Despite growing recognition and use of RWE, the adoption of integrated evidence in drug and biologic registration programs during the past decade has been muted. Pharmaceutical and biotechnology companies – organizations that fund the vast majority of clinical trials of new medical therapies – face several barriers [13]. It has been difficult, for example, to coordinate evidence generation activities as it is a shared responsibility among a fragmented collective of functional areas including research, clinical development, clinical operations, medical affairs, data management and health economics and outcomes [14]. Sponsor companies have expressed concerns about the level of investment required to fully support the generation of integrated evidence and the value proposition in doing so [15, 16].

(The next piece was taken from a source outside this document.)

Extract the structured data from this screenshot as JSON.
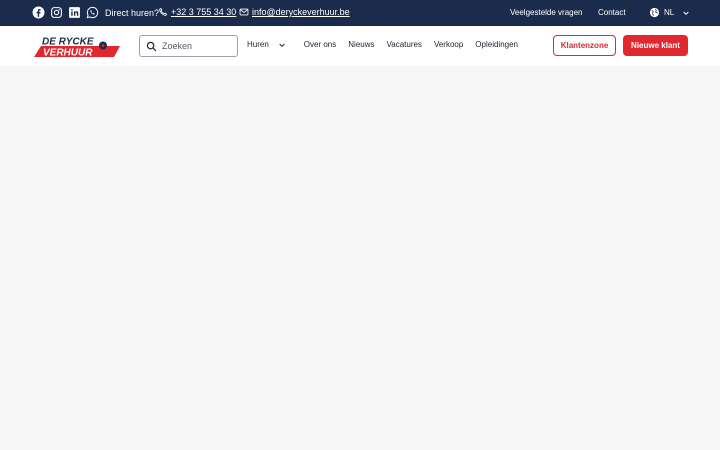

To assist research sponsors in evaluating the return on investment, we developed a framework to assess the value of evidence, with the goal being to allow the comparison of different IEPs to enable data-driven decision making in terms of evidence needed to better meet patient needs.

This paper presents a novel value framework to develop a patient-relevant IEP along with relevant expected net present value (eNPV) calculations to quantify its value. An eNPV analysis is a commonly used, and widely accepted, risk-adjusted financial modeling technique for industrial investments. To our knowledge, the systematic use of a value framework combined with a quantitative component has not been performed previously. It is our hope that this analytical structure will inform decisions regarding commitment to and investment in the use of RWE and IE as they have the potential to have a significant impact on improving patient outcomes.